The common thread across all three: specificity and follow-through beat generic rainbow merchandise. Grounding a campaign in real community history or backing it with a genuine financial commitment gives audiences something harder to dismiss as performative.


4. Ffern uses Arthurian legend to champion their fragrances

ffern marketing campaign

Not every brand needs a nine-figure sponsorship deal to make noise. UK niche perfume house Ffern released just one new scent this month - "Green Knight," its Summer '26 fragrance - and turned it into a full storytelling moment built entirely around Arthurian legend, referencing the Green Chapel from medieval myth.


The whole campaign leans on Ffern's signature aesthetic: retro, saturated imagery, medieval-style tokens and illustrations that look pulled from an old apothecary. There's no celebrity face and no paid media blitz.


Instead, the brand relies on scarcity (each fragrance is barrel-aged, made in small batches and released only at the turn of the season) and a strong narrative world to keep its members' waiting list full. Watch the video below.



It's a good reminder that distinctive brand storytelling and genuine scarcity are still some of the most reliable levers in marketing - budget optional.
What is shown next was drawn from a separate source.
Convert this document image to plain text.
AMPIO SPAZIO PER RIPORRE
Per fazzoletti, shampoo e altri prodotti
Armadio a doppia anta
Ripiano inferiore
5. Suncorp – Haven wins Best Campaign

Suncorp marketing campaign

The standout campaign of Cannes Lions this year came from an unlikely category: home insurance. Australian insurer Suncorp, working with agency Leo Australia, walked away with the festival's top prize, the Titanium Grand Prix, plus wins across Creative Data, Direct and Brand Experience & Activation.


The insight behind it: 81% of Australians have lived through extreme weather, but only 17% have any kind of plan to protect their home. So Suncorp built "Haven" - a free digital tool, open to anyone, not just Suncorp customers, that pulls from a dozen live data sets to generate a personalised climate-risk assessment for any Australian address, right down to the street level.


Enter your address, and the tool essentially gives your home a voice to describe its own bushfire, flood, cyclone or storm risk, along with practical steps to reduce it.


It's part of a longer five-year strategy shift for the brand, moving from "recovery" messaging to "resilience," and the results have been hard to argue with: over 320,000 visits (well above target), and Suncorp's home policy growth reportedly up 75% year over year.

The takeaway for marketers: the most awarded campaign of the year wasn't really an ad campaign at all. It was a genuinely useful product, built on the brand's own data, that happened to double as the most powerful piece of marketing the company has produced.


6. Discovery platforms continued to shift

Algoithm changes

Behind the scenes, the infrastructure marketers rely on for organic reach kept moving. LinkedIn's feed is now run by a large, unified AI ranking model rolled out earlier this year, which has meaningfully changed what gets surfaced. Hashtags and keyword-matching carry a lot less weight than they used to - the system now interprets meaning and context instead.


Comments and saves (what LinkedIn is reportedly calling a "Depth Score") outweigh raw like counts, and posts that lean on obvious engagement-bait tactics are actively pushed down rather than rewarded. On the flip side, genuinely useful evergreen posts can resurface in feeds weeks after publishing if they're still relevant to someone's interests.


It's part of a broader pattern playing out across discovery platforms generally:


Google's search results are increasingly answered directly inside AI Overviews rather than through a click-through, and being well-optimised for traditional keyword SEO doesn't guarantee visibility inside AI-generated answers either.

Across the board, the platforms marketers depend on for organic reach are quietly shifting away from surface-level optimisation tactics and toward genuine relevance and depth.


For marketers, the practical implication is the same wherever you look: chasing algorithm hacks is becoming a shorter and shorter-term game. Investing in content and campaigns with real substance is turning out to be the more durable strategy.